Waits acted in "Ironweed," "The Fisher King" and "At Play in the Fields of the Lord." The roles, he says, "usually found me." But when he heard that Francis Ford Coppola was directing "Bram Stoker's Dracula," he asked to play Renfield.

"It's always interesting to work with Francis," Waits says. "He has a grand view. He understands the collective unconscious."

The process of writing a soundtrack - Waits wrote one for the film "One From the Heart" that was nominated for an Oscar in 1990 - is another experience altogether.

"Soundtracks are usually done very quickly. They come at the end of the movie, at the end of the money, and at the end of everyone's patience. There's a lot of phone calls, a lot of shouting, and a lot of coffee."

So why do it?

"If you work with the right people it can be very satisfying," he says.
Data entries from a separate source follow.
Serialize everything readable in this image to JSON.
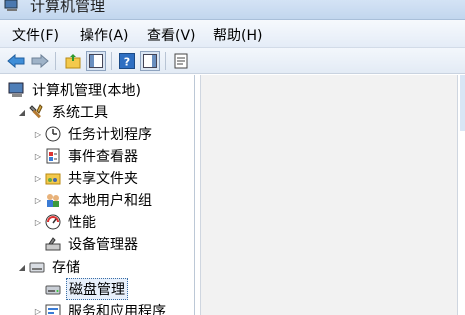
{
  "window": {
    "title": "计算机管理"
  },
  "menu": {
    "file": "文件(F)",
    "action": "操作(A)",
    "view": "查看(V)",
    "help": "帮助(H)"
  },
  "toolbar": {
    "icons": [
      "back-arrow-icon",
      "forward-arrow-icon",
      "up-folder-icon",
      "show-tree-icon",
      "help-icon",
      "show-action-pane-icon",
      "properties-icon"
    ]
  },
  "tree": {
    "root": "计算机管理(本地)",
    "system_tools": "系统工具",
    "task_scheduler": "任务计划程序",
    "event_viewer": "事件查看器",
    "shared_folders": "共享文件夹",
    "local_users": "本地用户和组",
    "performance": "性能",
    "device_manager": "设备管理器",
    "storage": "存储",
    "disk_management": "磁盘管理",
    "services": "服务和应用程序"
  },
  "colors": {
    "titlebar": "#c8dbf1",
    "selection_border": "#3a6ea5",
    "content_bg": "#f2f2f2"
  }
}
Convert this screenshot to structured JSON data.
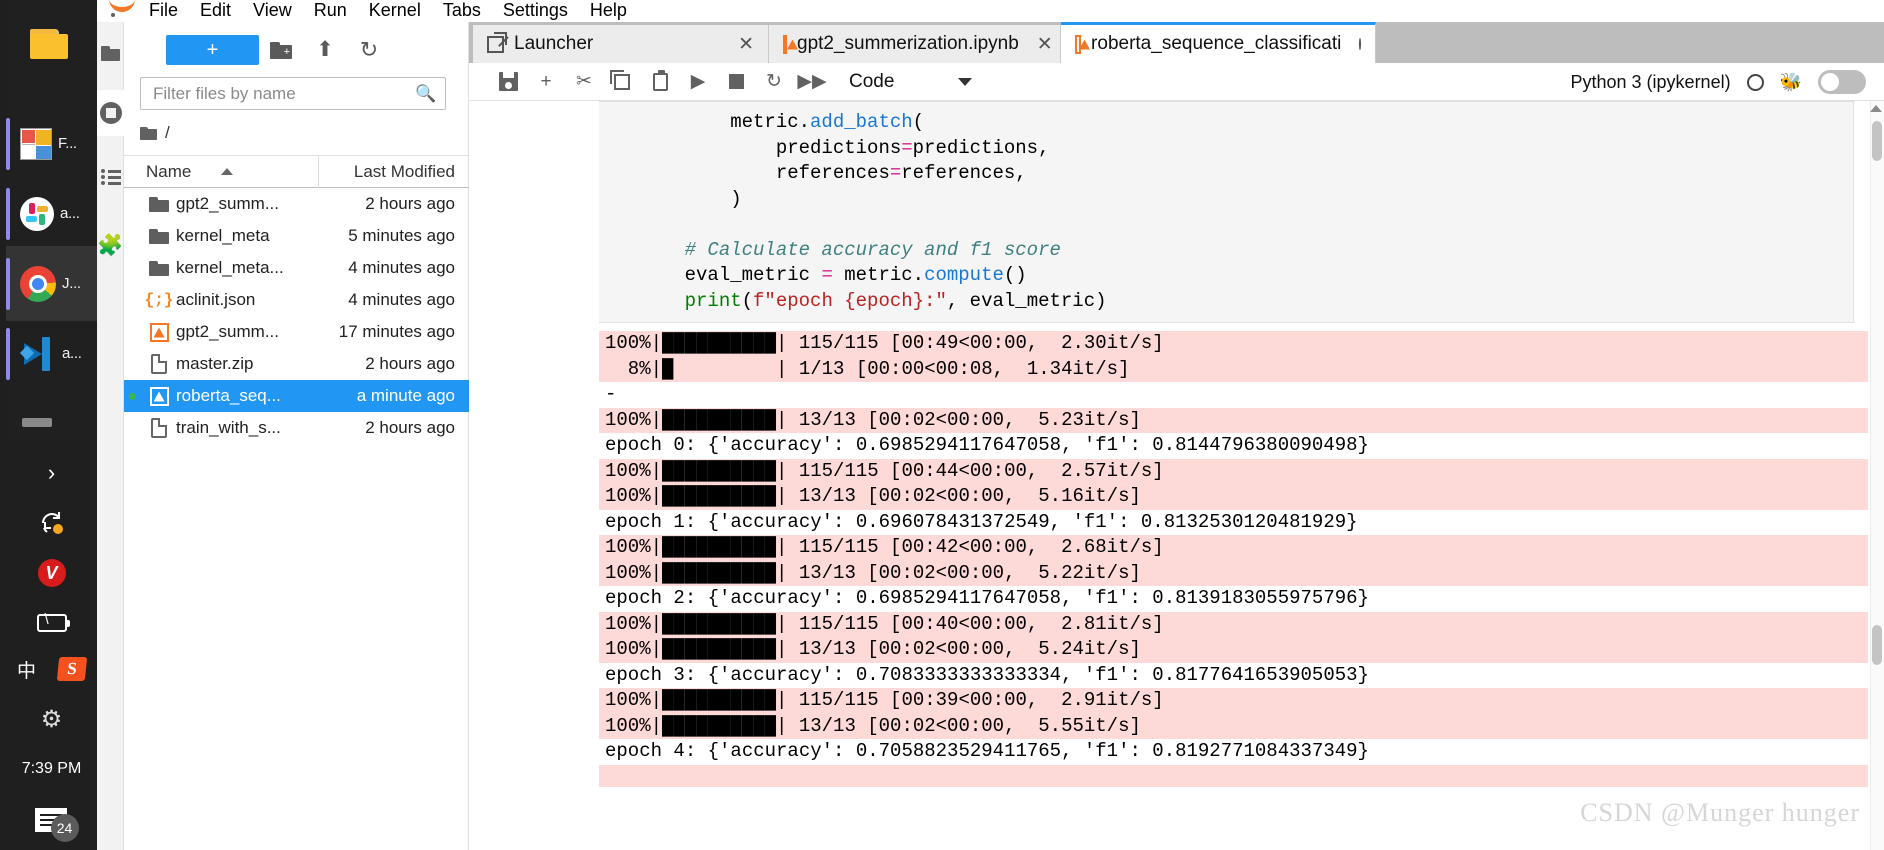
{
  "dock": {
    "items": [
      {
        "name": "folder",
        "label": "",
        "icon": "folder-icon",
        "active": false
      },
      {
        "name": "file-explorer",
        "label": "F...",
        "icon": "file-explorer-icon",
        "active": false
      },
      {
        "name": "slack",
        "label": "a...",
        "icon": "slack-icon",
        "active": false
      },
      {
        "name": "chrome",
        "label": "J...",
        "icon": "chrome-icon",
        "active": true
      },
      {
        "name": "vscode",
        "label": "a...",
        "icon": "vscode-icon",
        "active": false
      }
    ]
  },
  "tray": {
    "expand": "›",
    "sync_icon": "sync-icon",
    "v_icon": "V",
    "battery_icon": "battery-charging-icon",
    "ime": "中",
    "sogou": "S",
    "gear_icon": "gear-icon",
    "clock": "7:39 PM",
    "notification_badge": "24"
  },
  "menubar": {
    "logo": "jupyter-logo",
    "items": [
      "File",
      "Edit",
      "View",
      "Run",
      "Kernel",
      "Tabs",
      "Settings",
      "Help"
    ]
  },
  "leftbar": {
    "items": [
      {
        "name": "file-browser",
        "icon": "folder-icon",
        "active": true
      },
      {
        "name": "running-terminals",
        "icon": "stop-circle-icon",
        "active": false
      },
      {
        "name": "table-of-contents",
        "icon": "list-icon",
        "active": false
      },
      {
        "name": "extension-manager",
        "icon": "puzzle-icon",
        "active": false
      }
    ]
  },
  "filebrowser": {
    "new_launcher_label": "+",
    "new_folder_icon": "new-folder-icon",
    "upload_icon": "upload-icon",
    "refresh_icon": "refresh-icon",
    "filter_placeholder": "Filter files by name",
    "filter_value": "",
    "search_icon": "search-icon",
    "breadcrumb_root": "/",
    "columns": {
      "name": "Name",
      "modified": "Last Modified"
    },
    "sort_icon": "sort-asc-icon",
    "rows": [
      {
        "name": "gpt2_summ...",
        "modified": "2 hours ago",
        "icon": "folder-icon",
        "selected": false,
        "running": false
      },
      {
        "name": "kernel_meta",
        "modified": "5 minutes ago",
        "icon": "folder-icon",
        "selected": false,
        "running": false
      },
      {
        "name": "kernel_meta...",
        "modified": "4 minutes ago",
        "icon": "folder-icon",
        "selected": false,
        "running": false
      },
      {
        "name": "aclinit.json",
        "modified": "4 minutes ago",
        "icon": "json-icon",
        "selected": false,
        "running": false
      },
      {
        "name": "gpt2_summ...",
        "modified": "17 minutes ago",
        "icon": "notebook-icon",
        "selected": false,
        "running": false
      },
      {
        "name": "master.zip",
        "modified": "2 hours ago",
        "icon": "file-icon",
        "selected": false,
        "running": false
      },
      {
        "name": "roberta_seq...",
        "modified": "a minute ago",
        "icon": "notebook-icon",
        "selected": true,
        "running": true
      },
      {
        "name": "train_with_s...",
        "modified": "2 hours ago",
        "icon": "file-icon",
        "selected": false,
        "running": false
      }
    ]
  },
  "tabs": [
    {
      "label": "Launcher",
      "icon": "launcher-icon",
      "active": false,
      "dirty": false,
      "close": "✕"
    },
    {
      "label": "gpt2_summerization.ipynb",
      "icon": "notebook-icon",
      "active": false,
      "dirty": false,
      "close": "✕"
    },
    {
      "label": "roberta_sequence_classificati",
      "icon": "notebook-icon",
      "active": true,
      "dirty": true,
      "close": ""
    }
  ],
  "notebook_toolbar": {
    "buttons": [
      {
        "name": "save-button",
        "icon": "save-icon"
      },
      {
        "name": "insert-cell-button",
        "icon": "plus-icon",
        "glyph": "+"
      },
      {
        "name": "cut-button",
        "icon": "scissors-icon",
        "glyph": "✂"
      },
      {
        "name": "copy-button",
        "icon": "copy-icon"
      },
      {
        "name": "paste-button",
        "icon": "paste-icon"
      },
      {
        "name": "run-button",
        "icon": "play-icon",
        "glyph": "▶"
      },
      {
        "name": "interrupt-button",
        "icon": "stop-icon"
      },
      {
        "name": "restart-button",
        "icon": "restart-icon",
        "glyph": "↻"
      },
      {
        "name": "restart-run-all-button",
        "icon": "fast-forward-icon",
        "glyph": "▶▶"
      }
    ],
    "cell_type": "Code",
    "kernel_name": "Python 3 (ipykernel)",
    "kernel_status_icon": "kernel-idle-circle-icon",
    "debug_icon": "bug-icon",
    "debug_toggle": "off"
  },
  "code_cell": {
    "lines": [
      [
        {
          "t": "        metric."
        },
        {
          "t": "add_batch",
          "c": "tok-fn"
        },
        {
          "t": "("
        }
      ],
      [
        {
          "t": "            predictions"
        },
        {
          "t": "=",
          "c": "tok-op"
        },
        {
          "t": "predictions,"
        }
      ],
      [
        {
          "t": "            references"
        },
        {
          "t": "=",
          "c": "tok-op"
        },
        {
          "t": "references,"
        }
      ],
      [
        {
          "t": "        )"
        }
      ],
      [
        {
          "t": ""
        }
      ],
      [
        {
          "t": "    # Calculate accuracy and f1 score",
          "c": "tok-cm"
        }
      ],
      [
        {
          "t": "    eval_metric "
        },
        {
          "t": "=",
          "c": "tok-op"
        },
        {
          "t": " metric."
        },
        {
          "t": "compute",
          "c": "tok-fn"
        },
        {
          "t": "()"
        }
      ],
      [
        {
          "t": "    "
        },
        {
          "t": "print",
          "c": "tok-builtin"
        },
        {
          "t": "("
        },
        {
          "t": "f\"epoch {epoch}:\"",
          "c": "tok-str"
        },
        {
          "t": ", eval_metric)"
        }
      ]
    ]
  },
  "outputs": [
    {
      "style": "error",
      "lines": [
        "100%|██████████| 115/115 [00:49<00:00,  2.30it/s]",
        "  8%|█         | 1/13 [00:00<00:08,  1.34it/s]"
      ]
    },
    {
      "style": "plain",
      "lines": [
        "-"
      ]
    },
    {
      "style": "error",
      "lines": [
        "100%|██████████| 13/13 [00:02<00:00,  5.23it/s]"
      ]
    },
    {
      "style": "plain",
      "lines": [
        "epoch 0: {'accuracy': 0.6985294117647058, 'f1': 0.8144796380090498}"
      ]
    },
    {
      "style": "error",
      "lines": [
        "100%|██████████| 115/115 [00:44<00:00,  2.57it/s]",
        "100%|██████████| 13/13 [00:02<00:00,  5.16it/s]"
      ]
    },
    {
      "style": "plain",
      "lines": [
        "epoch 1: {'accuracy': 0.696078431372549, 'f1': 0.8132530120481929}"
      ]
    },
    {
      "style": "error",
      "lines": [
        "100%|██████████| 115/115 [00:42<00:00,  2.68it/s]",
        "100%|██████████| 13/13 [00:02<00:00,  5.22it/s]"
      ]
    },
    {
      "style": "plain",
      "lines": [
        "epoch 2: {'accuracy': 0.6985294117647058, 'f1': 0.8139183055975796}"
      ]
    },
    {
      "style": "error",
      "lines": [
        "100%|██████████| 115/115 [00:40<00:00,  2.81it/s]",
        "100%|██████████| 13/13 [00:02<00:00,  5.24it/s]"
      ]
    },
    {
      "style": "plain",
      "lines": [
        "epoch 3: {'accuracy': 0.7083333333333334, 'f1': 0.8177641653905053}"
      ]
    },
    {
      "style": "error",
      "lines": [
        "100%|██████████| 115/115 [00:39<00:00,  2.91it/s]",
        "100%|██████████| 13/13 [00:02<00:00,  5.55it/s]"
      ]
    },
    {
      "style": "plain",
      "lines": [
        "epoch 4: {'accuracy': 0.7058823529411765, 'f1': 0.8192771084337349}"
      ]
    },
    {
      "style": "error",
      "lines": [
        " "
      ]
    }
  ],
  "watermark": "CSDN @Munger hunger",
  "colors": {
    "accent": "#2196f3",
    "jupyter_orange": "#f37726",
    "error_output_bg": "#fdd9d7",
    "selected_row": "#2196f3",
    "dock_bg": "#1f1f1f"
  }
}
Waits has found theater rewarding. Besides writing words and music to Robert Wilson's "The Black Rider," in 1989, Waits produced and starred in his own show "Franks Wild Years," at Chicago's Steppenwolf Theatre.

"A theatrical production is like a big puzzle, with everyone in it owning a secret part. And if all the parts don't show up, it won't work right," he says.

Waits expects his focus will continue to be music.

"I think all art aspires to the condition of music," Waits says. "Music is the experience of when you go out to the meadow and you vanish into the scenery. It's when you go to sleep, dream of the ocean, and wake up with sand in your hair. It's when you do a rain dance and it starts to rain. It's then that you realize the power of what you do."